Meg left the lie unchallenged and held out her hand. “Come on. Shower and bed for you, unless you want something to eat first.”
“I’m not hungry.” Sanne made the admission like a first-time criminal confronted by a jury of disappointed family members, and then yawned so widely that Meg heard her jaw crack. “I promise I’ll have breakfast. Eggs or porridge or something filling.”
“Eggy bread?” Meg suggested as they reached the bottom of the stairs. “Best of both worlds.”
“Fabulous. And you know how to cook that.”
“Oh, I’m getting up with you, am I?”
“I thought you might.” Sanne tripped on the bathroom threshold and stumbled to the toilet seat. “Six hours’ sleep is more than enough. It said so on the telly.”
“In that case, it’s a date.”
Six hours would have been plenty, but Sanne got up after just three, throwing the covers back and walking out of the bed
room. Woken by the cold, Meg heard her bypass the bathroom and go downstairs.
“Bloody hell, San.” Too befuddled to make sense of anything, she yanked on the quilt and then sat bolt upright. “Shit.” She threw on a sweater and slippers, straining for a clue as to Sanne’s whereabouts. She hadn’t heard either of the main doors unlock, so she tried the living room first, checking each corner before dragging the throw rug from the sofa and taking it into the kitchen.
“San?” She left the light off, grateful for the full moon that showed her Sanne sitting on the floor behind the table. “Thank you for not making me chase you outside,” she whispered, wrapping Sanne in the rug and sacrificing her own slippers to Sanne’s bare feet.
She had only seen Sanne sleepwalk once before, back in summer when her stress levels had been similarly high and she’d ended up at the bottom of the garden. That night it had been warm enough for Meg to take the time to coax Sanne inside, but the cold tiles weren’t doing either of them any favours, and the chatter of Sanne’s teeth forced Meg to lug her up. Pliable as a doll, Sanne followed Meg to the bedroom, her face expressionless as she lay down. Instinct seemed to kick in then; her eyes drifted shut and she nestled against Meg. Meg put an arm around her, ready to react should she decide to wander again, and tried not to think about the father of two who had used a brothel where he could rent children from catalogues.
CHAPTER FIFTEEN
“You weren’t kidding about the coffee, were you?” Eleanor took another sip from the polystyrene cup, reluctant to admit defeat.
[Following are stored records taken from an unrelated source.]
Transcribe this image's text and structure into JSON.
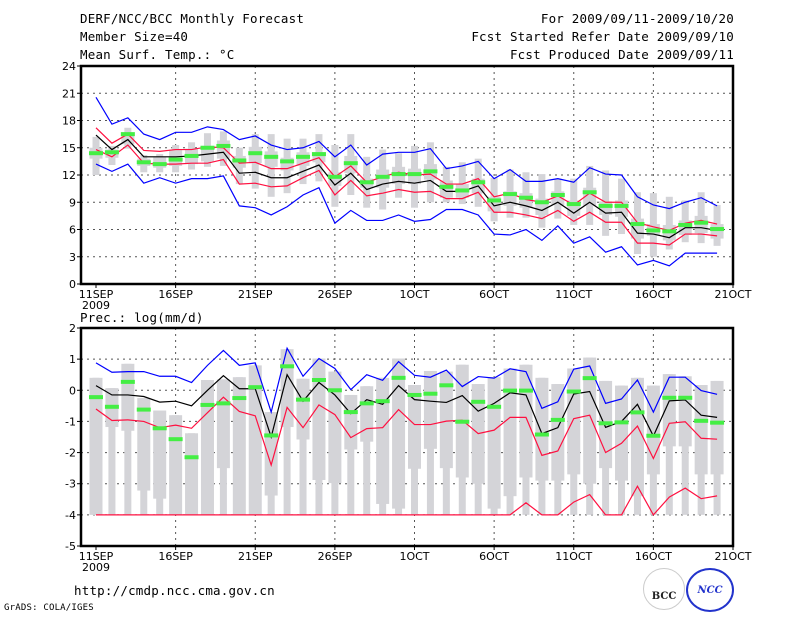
{
  "header": {
    "title": "DERF/NCC/BCC Monthly Forecast",
    "member_size": "Member Size=40",
    "variable": "Mean Surf. Temp.: °C",
    "period": "For 2009/09/11-2009/10/20",
    "started": "Fcst Started Refer Date 2009/09/10",
    "produced": "Fcst Produced Date 2009/09/11"
  },
  "footer": {
    "url": "http://cmdp.ncc.cma.gov.cn",
    "credit": "GrADS: COLA/IGES",
    "logo_bcc": "BCC",
    "logo_ncc": "NCC"
  },
  "colors": {
    "mean": "#000000",
    "spread": "#ff1040",
    "extreme": "#0000ff",
    "obs": "#44ee44",
    "box": "#d4d4d8",
    "grid": "#555555"
  },
  "chart_data": [
    {
      "type": "line",
      "title": "Mean Surf. Temp.: °C",
      "ylabel": "°C",
      "ylim": [
        0,
        24
      ],
      "yticks": [
        "0",
        "3",
        "6",
        "9",
        "12",
        "15",
        "18",
        "21",
        "24"
      ],
      "xticks": [
        "11SEP",
        "16SEP",
        "21SEP",
        "26SEP",
        "1OCT",
        "6OCT",
        "11OCT",
        "16OCT",
        "21OCT"
      ],
      "xsub": "2009",
      "days": 40,
      "grid": true,
      "series": [
        {
          "name": "max",
          "color": "extreme",
          "values": [
            20.55,
            17.6,
            18.3,
            16.5,
            15.9,
            16.7,
            16.7,
            17.3,
            17.0,
            15.9,
            16.3,
            15.3,
            14.8,
            15.0,
            15.7,
            14.0,
            15.3,
            13.1,
            14.3,
            14.5,
            14.5,
            14.9,
            12.7,
            13.0,
            13.5,
            11.6,
            12.6,
            11.3,
            11.3,
            11.6,
            11.2,
            12.8,
            12.1,
            12.0,
            9.6,
            8.7,
            8.3,
            9.0,
            9.5,
            8.6
          ]
        },
        {
          "name": "upper",
          "color": "spread",
          "values": [
            17.2,
            15.5,
            16.5,
            14.7,
            14.6,
            14.8,
            14.8,
            15.1,
            15.0,
            13.3,
            13.4,
            12.7,
            12.7,
            13.3,
            13.9,
            11.8,
            13.0,
            11.2,
            11.8,
            12.3,
            12.0,
            12.1,
            11.0,
            11.0,
            11.6,
            9.6,
            10.0,
            9.3,
            9.0,
            9.7,
            8.7,
            10.0,
            9.0,
            9.0,
            6.75,
            6.3,
            5.9,
            6.7,
            7.0,
            6.6
          ]
        },
        {
          "name": "mean",
          "color": "mean",
          "values": [
            16.4,
            14.8,
            15.9,
            14.0,
            14.0,
            14.0,
            14.1,
            14.3,
            14.5,
            12.2,
            12.3,
            11.7,
            11.7,
            12.4,
            13.1,
            10.9,
            12.2,
            10.4,
            11.0,
            11.3,
            11.1,
            11.4,
            10.2,
            10.2,
            10.8,
            8.6,
            9.0,
            8.6,
            8.1,
            9.0,
            7.8,
            9.0,
            7.8,
            7.9,
            5.6,
            5.5,
            5.1,
            6.2,
            6.2,
            5.9
          ]
        },
        {
          "name": "lower",
          "color": "spread",
          "values": [
            14.8,
            14.0,
            15.3,
            13.3,
            13.2,
            13.2,
            13.3,
            13.3,
            13.7,
            11.0,
            11.1,
            10.7,
            10.8,
            11.7,
            12.5,
            9.8,
            11.4,
            9.7,
            10.0,
            10.4,
            10.1,
            10.2,
            9.4,
            9.4,
            10.1,
            7.9,
            7.9,
            7.6,
            7.2,
            8.1,
            6.9,
            7.9,
            6.8,
            6.8,
            4.5,
            4.5,
            4.3,
            5.5,
            5.5,
            5.3
          ]
        },
        {
          "name": "min",
          "color": "extreme",
          "values": [
            13.2,
            12.4,
            13.2,
            11.1,
            11.7,
            11.1,
            11.6,
            11.6,
            11.9,
            8.6,
            8.4,
            7.6,
            8.5,
            9.8,
            10.6,
            6.7,
            8.1,
            7.0,
            7.0,
            7.6,
            6.9,
            7.1,
            8.2,
            8.2,
            7.6,
            5.5,
            5.4,
            6.0,
            4.8,
            6.4,
            4.5,
            5.2,
            3.5,
            4.1,
            2.1,
            2.6,
            2.0,
            3.4,
            3.4,
            3.4
          ]
        }
      ],
      "observed": [
        14.4,
        14.5,
        16.5,
        13.4,
        13.2,
        13.7,
        14.1,
        15.0,
        15.2,
        13.6,
        14.4,
        14.0,
        13.5,
        14.0,
        14.3,
        11.8,
        13.3,
        11.2,
        11.8,
        12.1,
        12.1,
        12.4,
        10.7,
        10.3,
        11.2,
        9.2,
        9.9,
        9.5,
        9.0,
        9.8,
        8.8,
        10.1,
        8.6,
        8.6,
        6.6,
        5.9,
        5.8,
        6.5,
        6.75,
        6.05
      ],
      "box": {
        "whisker_high": [
          16.2,
          15.2,
          17.2,
          14.2,
          14.3,
          15.3,
          15.6,
          16.6,
          16.8,
          15.0,
          16.5,
          16.5,
          16.0,
          16.0,
          16.5,
          15.3,
          16.5,
          14.0,
          14.8,
          14.4,
          15.2,
          15.6,
          12.9,
          13.4,
          13.8,
          11.7,
          12.6,
          12.3,
          12.1,
          11.6,
          11.6,
          13.0,
          12.5,
          11.6,
          10.1,
          10.0,
          9.6,
          9.2,
          10.1,
          8.7
        ],
        "box_high": [
          15.0,
          14.8,
          16.6,
          13.8,
          14.0,
          14.8,
          14.9,
          15.2,
          15.8,
          14.1,
          15.1,
          14.6,
          13.9,
          14.5,
          14.5,
          12.3,
          14.1,
          11.6,
          12.6,
          12.9,
          12.7,
          13.2,
          11.4,
          11.0,
          11.6,
          9.6,
          10.2,
          10.0,
          9.4,
          10.2,
          9.2,
          10.6,
          9.1,
          9.2,
          7.2,
          6.6,
          6.5,
          7.0,
          7.5,
          6.6
        ],
        "box_low": [
          13.8,
          13.9,
          15.4,
          13.0,
          12.8,
          13.0,
          13.2,
          13.5,
          13.8,
          12.8,
          13.3,
          12.9,
          12.5,
          13.0,
          13.4,
          10.8,
          12.2,
          10.6,
          10.6,
          11.0,
          11.0,
          11.5,
          9.5,
          9.5,
          10.0,
          8.0,
          8.6,
          8.4,
          7.6,
          8.7,
          7.5,
          8.6,
          7.6,
          7.4,
          5.0,
          5.3,
          4.8,
          5.4,
          5.6,
          5.0
        ],
        "whisker_low": [
          12.0,
          13.1,
          14.9,
          12.3,
          12.3,
          12.3,
          12.6,
          12.9,
          13.0,
          11.0,
          10.5,
          9.6,
          10.0,
          11.0,
          11.3,
          8.5,
          9.8,
          8.4,
          8.2,
          9.5,
          8.4,
          9.0,
          9.0,
          8.8,
          8.5,
          6.9,
          7.3,
          7.3,
          6.2,
          7.2,
          6.5,
          6.5,
          5.3,
          5.5,
          3.3,
          3.0,
          3.8,
          4.6,
          4.5,
          4.2
        ]
      }
    },
    {
      "type": "line",
      "title": "Prec.: log(mm/d)",
      "ylabel": "log(mm/d)",
      "ylim": [
        -5,
        2
      ],
      "yticks": [
        "-5",
        "-4",
        "-3",
        "-2",
        "-1",
        "0",
        "1",
        "2"
      ],
      "xticks": [
        "11SEP",
        "16SEP",
        "21SEP",
        "26SEP",
        "1OCT",
        "6OCT",
        "11OCT",
        "16OCT",
        "21OCT"
      ],
      "xsub": "2009",
      "days": 40,
      "grid": true,
      "series": [
        {
          "name": "max",
          "color": "extreme",
          "values": [
            0.88,
            0.58,
            0.6,
            0.6,
            0.45,
            0.45,
            0.25,
            0.8,
            1.28,
            0.8,
            0.88,
            -0.7,
            1.35,
            0.45,
            1.02,
            0.7,
            0.02,
            0.5,
            0.32,
            0.92,
            0.48,
            0.42,
            0.65,
            0.12,
            0.44,
            0.39,
            0.69,
            0.6,
            -0.58,
            -0.37,
            0.68,
            0.78,
            -0.42,
            -0.28,
            0.33,
            -0.7,
            0.42,
            0.42,
            -0.01,
            -0.13
          ]
        },
        {
          "name": "mean",
          "color": "mean",
          "values": [
            0.15,
            -0.15,
            -0.15,
            -0.2,
            -0.38,
            -0.35,
            -0.5,
            0.0,
            0.47,
            0.05,
            0.05,
            -1.5,
            0.5,
            -0.35,
            0.25,
            -0.15,
            -0.75,
            -0.3,
            -0.45,
            0.15,
            -0.3,
            -0.35,
            -0.39,
            -0.17,
            -0.67,
            -0.42,
            -0.08,
            -0.15,
            -1.39,
            -1.2,
            -0.12,
            -0.04,
            -1.19,
            -1.0,
            -0.45,
            -1.47,
            -0.34,
            -0.31,
            -0.8,
            -0.87
          ]
        },
        {
          "name": "upper",
          "color": "spread",
          "values": [
            -0.6,
            -0.97,
            -0.95,
            -1.0,
            -1.2,
            -1.12,
            -1.22,
            -0.72,
            -0.22,
            -0.68,
            -0.82,
            -2.4,
            -0.55,
            -1.2,
            -0.47,
            -0.78,
            -1.52,
            -1.23,
            -1.2,
            -0.62,
            -1.1,
            -1.1,
            -0.99,
            -0.96,
            -1.39,
            -1.28,
            -0.87,
            -0.87,
            -2.09,
            -1.95,
            -0.91,
            -0.8,
            -2.0,
            -1.7,
            -1.15,
            -2.19,
            -1.06,
            -1.01,
            -1.54,
            -1.57
          ]
        },
        {
          "name": "lower",
          "color": "spread",
          "values": [
            -4,
            -4,
            -4,
            -4,
            -4,
            -4,
            -4,
            -4,
            -4,
            -4,
            -4,
            -4,
            -4,
            -4,
            -4,
            -4,
            -4,
            -4,
            -4,
            -4,
            -4,
            -4,
            -4,
            -4,
            -4,
            -4,
            -4,
            -3.61,
            -4,
            -4,
            -3.59,
            -3.35,
            -4,
            -4,
            -3.08,
            -4,
            -3.43,
            -3.14,
            -3.48,
            -3.39
          ]
        }
      ],
      "observed": [
        -0.22,
        -0.53,
        0.27,
        -0.62,
        -1.22,
        -1.57,
        -2.15,
        -0.47,
        -0.42,
        -0.25,
        0.1,
        -1.45,
        0.77,
        -0.3,
        0.33,
        0.0,
        -0.7,
        -0.42,
        -0.35,
        0.4,
        -0.15,
        -0.11,
        0.16,
        -1.01,
        -0.37,
        -0.53,
        -0.01,
        -0.01,
        -1.42,
        -0.95,
        -0.04,
        0.39,
        -1.06,
        -1.03,
        -0.71,
        -1.46,
        -0.24,
        -0.24,
        -0.98,
        -1.04
      ],
      "box": {
        "whisker_high": [
          0.4,
          0.07,
          0.85,
          -0.25,
          -0.65,
          -0.8,
          -1.38,
          0.33,
          0.35,
          0.42,
          0.8,
          -0.7,
          1.32,
          0.37,
          1.02,
          0.6,
          -0.15,
          0.13,
          0.4,
          1.02,
          0.17,
          0.62,
          0.6,
          0.82,
          0.2,
          0.42,
          0.7,
          0.82,
          0.4,
          0.2,
          0.7,
          1.05,
          0.3,
          0.15,
          0.4,
          0.15,
          0.52,
          0.45,
          0.17,
          0.3
        ],
        "box_high": [
          0.4,
          0.07,
          0.85,
          -0.25,
          -0.65,
          -0.8,
          -1.38,
          0.33,
          0.35,
          0.42,
          0.8,
          -0.7,
          1.32,
          0.37,
          1.02,
          0.6,
          -0.15,
          0.13,
          0.4,
          1.02,
          0.17,
          0.62,
          0.6,
          0.82,
          0.2,
          0.42,
          0.7,
          0.82,
          0.4,
          0.2,
          0.7,
          1.05,
          0.3,
          0.15,
          0.4,
          0.15,
          0.52,
          0.45,
          0.17,
          0.3
        ],
        "box_low": [
          -4,
          -1.18,
          -1.3,
          -3.22,
          -3.48,
          -4,
          -4,
          -4,
          -2.5,
          -4,
          -4,
          -3.38,
          -1.18,
          -1.58,
          -2.88,
          -2.98,
          -1.9,
          -1.65,
          -3.65,
          -3.8,
          -2.52,
          -1.88,
          -2.5,
          -2.8,
          -3.0,
          -3.8,
          -3.4,
          -2.8,
          -2.9,
          -2.9,
          -2.7,
          -3.0,
          -2.5,
          -2.9,
          -3.4,
          -2.7,
          -1.8,
          -1.8,
          -2.7,
          -2.7
        ],
        "whisker_low": [
          -4,
          -4,
          -4,
          -4,
          -4,
          -4,
          -4,
          -4,
          -4,
          -4,
          -4,
          -4,
          -4,
          -4,
          -4,
          -4,
          -4,
          -4,
          -4,
          -4,
          -4,
          -4,
          -4,
          -4,
          -4,
          -4,
          -4,
          -4,
          -4,
          -4,
          -4,
          -4,
          -4,
          -4,
          -4,
          -4,
          -4,
          -4,
          -4,
          -4
        ]
      }
    }
  ]
}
Russ toasted her courage with his own brew. “Horrible, isn’t it? I’ve seen it make grown men weep.”
“What about the women?”
“They’re sensible and stick with tea.” He turned up the volume on a small monitor as its screen flickered into life. “We must be through the preliminaries, then.”
She pushed her coffee downwind and opened her notepad in its place. She’d never been inside the interview room at Longsight Police Station, but even on a dodgy live feed it bore a depressing resemblance to EDSOP’s. A warning light informed Parvez Bashir that his interview was being monitored remotely, and all that separated him from the two MST detectives was a plain metal table with its feet bolted to the floor.